Or at least it seemed like that many steps. When you gain almost 3,000 vertical feet in just under 3 miles, the trail has to be steep given that there were very few switchbacks. And the trail up Mt Atago, at 3,031 ft the highest peak in the mountains encircling Kyoto, is so steep that over half of it seemed to consist of cut stone or earthen steps edged with small tree trunks.
To reach the trailhead, we took the Kyoto Bus from the Arashiyama area in northwest Kyoto to the end of the line Kiyotaki. Many of the people on the bus with us (all Japanese) were obviously hikers, and when we disembarked we just followed them. The trail starts just after you cross over the Kiyotaki River.
Everyone likes to have their picture taken at the formal beginning of the trail up the mountain.
For the next 40 minutes the climb looks mostly like this.
Either cut stone steps or steps edged with small tree trunks.
There are a few rest shelters on the way to the top, this is the first one which is located on the site of a former tea house that disappeared a long time ago.
A young Japanese fellow coming down the trail saw us and his face expressed surprise. He said, with a pleasant and friendly manner, “We don’t see many foreigners doing this trail! It’s hard, isn’t it?”. I had noticed that a number of people on the trail had appeared surprised to see us. I would see their faces when I would say “Konnichiwa” (“Good day”) as they approached and they would look up and realize who I was.
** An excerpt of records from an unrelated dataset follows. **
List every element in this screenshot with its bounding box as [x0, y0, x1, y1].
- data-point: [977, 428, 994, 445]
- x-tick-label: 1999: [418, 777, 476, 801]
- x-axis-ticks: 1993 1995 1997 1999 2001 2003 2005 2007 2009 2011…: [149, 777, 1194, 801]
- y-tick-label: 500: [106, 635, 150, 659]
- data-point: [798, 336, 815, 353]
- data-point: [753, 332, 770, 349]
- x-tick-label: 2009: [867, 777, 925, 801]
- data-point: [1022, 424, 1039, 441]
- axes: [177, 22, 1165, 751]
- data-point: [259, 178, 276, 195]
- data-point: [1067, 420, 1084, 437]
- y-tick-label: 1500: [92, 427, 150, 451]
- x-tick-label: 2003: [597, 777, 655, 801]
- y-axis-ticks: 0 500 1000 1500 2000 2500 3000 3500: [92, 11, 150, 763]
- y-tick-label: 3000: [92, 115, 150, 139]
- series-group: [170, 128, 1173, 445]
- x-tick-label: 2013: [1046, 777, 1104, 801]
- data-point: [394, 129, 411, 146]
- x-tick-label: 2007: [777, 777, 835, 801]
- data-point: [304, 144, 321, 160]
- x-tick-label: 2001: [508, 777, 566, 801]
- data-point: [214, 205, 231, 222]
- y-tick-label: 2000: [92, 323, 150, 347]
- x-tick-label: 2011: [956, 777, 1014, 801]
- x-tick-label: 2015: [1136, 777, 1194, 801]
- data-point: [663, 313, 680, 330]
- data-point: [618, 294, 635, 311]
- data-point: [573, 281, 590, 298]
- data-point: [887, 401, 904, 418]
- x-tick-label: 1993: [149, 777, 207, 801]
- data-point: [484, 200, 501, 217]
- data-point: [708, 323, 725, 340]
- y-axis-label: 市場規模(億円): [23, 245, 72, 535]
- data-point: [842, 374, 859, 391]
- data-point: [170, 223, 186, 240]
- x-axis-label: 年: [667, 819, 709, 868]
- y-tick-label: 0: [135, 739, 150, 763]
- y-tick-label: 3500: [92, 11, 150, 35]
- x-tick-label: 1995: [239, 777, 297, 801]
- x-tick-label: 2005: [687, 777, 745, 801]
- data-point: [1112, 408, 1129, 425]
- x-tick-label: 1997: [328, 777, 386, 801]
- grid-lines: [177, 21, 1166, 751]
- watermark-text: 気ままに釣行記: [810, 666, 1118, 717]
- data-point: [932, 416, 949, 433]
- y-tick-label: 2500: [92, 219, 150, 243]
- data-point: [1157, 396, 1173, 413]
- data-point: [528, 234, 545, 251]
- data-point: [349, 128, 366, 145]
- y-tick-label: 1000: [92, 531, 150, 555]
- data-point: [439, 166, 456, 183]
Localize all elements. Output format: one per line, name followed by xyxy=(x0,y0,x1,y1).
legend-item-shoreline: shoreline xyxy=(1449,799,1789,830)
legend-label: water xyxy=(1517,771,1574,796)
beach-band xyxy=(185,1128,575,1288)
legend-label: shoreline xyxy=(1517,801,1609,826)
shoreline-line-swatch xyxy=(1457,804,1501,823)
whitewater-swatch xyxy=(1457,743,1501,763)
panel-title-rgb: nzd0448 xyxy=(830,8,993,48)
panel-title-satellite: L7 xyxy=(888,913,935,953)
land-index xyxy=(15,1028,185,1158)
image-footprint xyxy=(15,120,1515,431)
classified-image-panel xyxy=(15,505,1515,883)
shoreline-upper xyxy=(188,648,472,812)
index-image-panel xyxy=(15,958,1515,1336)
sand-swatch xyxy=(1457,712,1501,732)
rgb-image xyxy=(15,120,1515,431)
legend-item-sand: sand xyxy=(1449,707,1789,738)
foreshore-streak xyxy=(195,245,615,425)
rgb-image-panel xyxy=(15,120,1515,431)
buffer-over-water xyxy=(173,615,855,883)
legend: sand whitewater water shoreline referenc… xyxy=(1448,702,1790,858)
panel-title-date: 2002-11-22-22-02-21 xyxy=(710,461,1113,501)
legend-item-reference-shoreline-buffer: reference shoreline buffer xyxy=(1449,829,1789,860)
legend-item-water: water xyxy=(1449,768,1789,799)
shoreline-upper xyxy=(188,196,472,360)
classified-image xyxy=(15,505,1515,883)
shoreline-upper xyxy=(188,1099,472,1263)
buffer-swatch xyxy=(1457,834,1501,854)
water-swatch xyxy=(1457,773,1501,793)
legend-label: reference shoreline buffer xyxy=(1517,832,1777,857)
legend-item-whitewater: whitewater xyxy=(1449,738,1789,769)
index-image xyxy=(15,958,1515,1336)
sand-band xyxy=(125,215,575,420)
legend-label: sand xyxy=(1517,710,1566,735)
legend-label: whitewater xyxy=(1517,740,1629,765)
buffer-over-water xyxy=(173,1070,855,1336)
It wasn’t my perfect Japanese that caught their attention, I can assure you.
The climb continued through groves of red cedar and Hinoki cypress, with the occasional view of Kyoto in the distance. Fortunately the weather was reasonably cool and there was a slight breeze.
Arriving at this gate we were hopeful that the top was not going to be much farther.
And then we arrived here. Ahah, the top!
It was almost noon, so we stopped and ate our lunch, enjoying the lovely view of central Kyoto. There were several dozen other hikers in the same area enjoying their lunches as well. We were the only foreigners: everyone else was Japanese.
Finishing our lunch, we walked a bit farther past where we had stopped and realized we weren’t quite at the top. So up we went…
And that was really the top.
The way down was…a lot of steps. And we were tired. In some ways it is more tiring to descend steps than it is too climb them. We stopped to rest at the lowest shelter before the final section down to the river, and three young Western guys approached on the way up. Hearing us talking, they paused and one asked us where we were from. He was an American from Richmond, in the San Francisco Bay Area. He had quit his job in San Francisco with Salesforce (“I couldn’t take it anymore!”) and was working in nearby Kameoka as a “travel consultant”, but what he really enjoyed was teaching English in the evenings. He was with an British guy who was living in a Bhuddist monastery not far from us in Kyoto, and a French guy who was studying and learning to make traditional Japanese pottery. The American rarely saw any of his fellow countryman and was clearly happy to talk to us old people. He commented that we were dressed much like his parents were when they were hiking and traveling!
It took us about one hour and 50 minutes of walking to get to the top, and about the same to get down. We thought it was a very good day in the forest.